Once the majority had cast its vote for the DC office to move forward, Amanda had no choice but to pay her share of a special assessment. Fifty thousand dollars, owed in the blink of an eye. Hell, she should consider herself lucky. The more senior partners were paying a hell of a lot more than that. They were happy to do so, because the DC office would pay out like a gold mine in less than a year.
But she couldn’t tell Kyle. She’d promised her partners that she wouldn’t breathe a word to anyone. The future of the firm depended on it.
Kyle glared at her with blue eyes that seemed to burn a new path to her soul. His mouth was pulled into a brutal line, a hard slash that couldn’t possibly be related to the lips that had lured her at Artie’s.
She sank into the far corner of the couch and pulled her knees to her chest. Even though it was August, the height of the North Carolina summer, she pulled her old quilt up to her chin. She wanted to disappear beneath it, wanted to make this whole miserable situation disappear.

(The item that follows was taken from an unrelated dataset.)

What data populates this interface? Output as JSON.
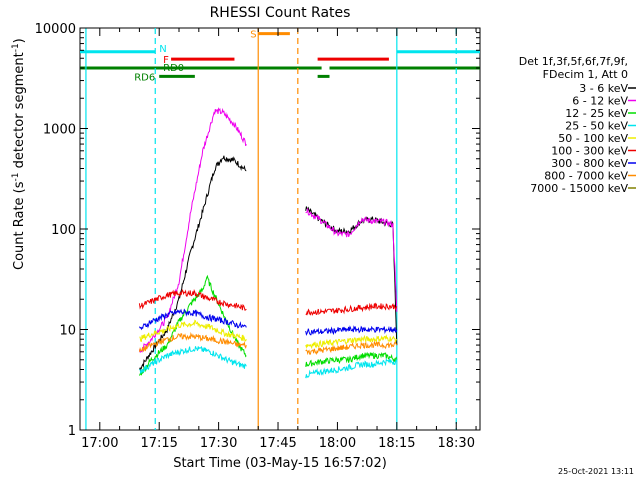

But she didn’t have that luxury. This wasn’t a courtroom, where she could argue that some facts were inadmissible. This wasn’t a trial, with strict rules about who could say what when. Instead, this was messed-up, mixed-up life.
But that didn’t mean she couldn’t use her skills to make herself understood. She pulled the quilt closer, but she raised her chin and finally met Kyle’s gaz
e. “I can’t tell you what the money’s for.”
“That again,” he said, the words hard as stone. “Can’t? Or won’t?”
She shrugged. “I’m not going to. So the semantics don’t matter.”
“They matter to me,” he said. And then he shocked the hell out of her when he asked, “You’re safe, though, right? No one is coming after you? No one is going to hurt you?”
She couldn’t remember the last time anyone had worried about her safety, about her well-being. That’s what she was supposed to do. That was her job. She shook her head, grateful that she could say, “I’m safe.”
She watched him measure out her words. She was used to this—determining what a judge was thinking, figuring out what opposing counsel was going to say, going to do. She saw that Kyle wanted to fight. He wanted to push her harder. But she also saw that he wasn’t going to do it. He was going to lean back against the arm of the couch instead. He was going to sigh. And she wasn’t the least bit surprised when he sighed and said, “Christ, I’m tired.”
Because he’d given in, because he’d let her win, she went ahead and asked, “What time did you get in last night?”
“The plane landed a little after midnight. By the time I got home, it was after one.”
“You could have called.”
That earned her a sharp look, but his voice was mild as he said, “I wasn’t going to chance waking you up. Not when I thought you were skipping today’s game.”
She didn’t look away. “I came.”
The words were simple enough, but she blushed at the double entendre. She immediately thought of two weeks of phone conversations, of late-night seductions, and she suspected he did too. At the frank appraisal in his eyes, she wanted to bury her face against her knees, wanted to smother her flaming cheeks against her quilt. But she didn’t look away. She owed him that much.
So she wasn’t surprised when he leaned toward her, when he reached a hand toward her face and brushed his thumb against the corner of her lips. But she was mortified when she realized he was wiping away a dollop of spicy brown sauce, a remnant from the dinner she hadn’t finished.